International career
- 1922–1928: Argentina / 34 / (0)

= Ángel Médici =

Argentine footballer

Ángel Segundo Médici (20 December 1897 – 9 August 1971) was an Argentine association football defender who represented the Argentina national football team on 34 occasions between 1922 and 1928.

==Playing career==

Médici started his career playing for San Telmo and then moved to Club Atlético Atlanta. In 1922 he joined Boca Juniors and made his first appearance for the Argentina national team. During his time with the club, Boca Juniors won four league titles and a number of minor cup competitions.

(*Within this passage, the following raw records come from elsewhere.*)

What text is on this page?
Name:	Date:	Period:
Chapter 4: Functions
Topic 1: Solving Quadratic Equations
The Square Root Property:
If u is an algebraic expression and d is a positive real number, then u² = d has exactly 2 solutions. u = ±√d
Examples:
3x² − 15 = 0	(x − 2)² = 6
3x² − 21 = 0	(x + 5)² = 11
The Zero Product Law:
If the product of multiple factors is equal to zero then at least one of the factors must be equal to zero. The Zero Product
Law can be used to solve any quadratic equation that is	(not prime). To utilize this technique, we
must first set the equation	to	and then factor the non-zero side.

Médici appeared in five Copa América squads for Argentina between 1922 and 1926. He was part of the winning team in 1925.

In 1928 he was a member of the Argentine team which won the silver medal in the 1928 Olympic football tournament.

==Club titles==

| Season | Team | Title |
|---|---|---|
| 1923 | Boca Juniors | Primera División Argentina |
| 1923 | Boca Juniors | Copa Ibarguren |
| 1924 | Boca Juniors | Primera División Argentina |
| 1924 | Boca Juniors | Copa Ibarguren |
| 1925 | Boca Juniors | Copa Competencia |
| 1926 | Boca Juniors | Primera División Argentina |
| 1926 | Boca Juniors | Copa Estímulo |
| 1930 | Boca Juniors | Primera División Argentina |

==International title==

| Season | Team | Title |
|---|---|---|
| 1925 | Argentina | Copa América |

==Managerial career==
Médici went on to become a football manager, working as the coach of Barracas Central amongst others.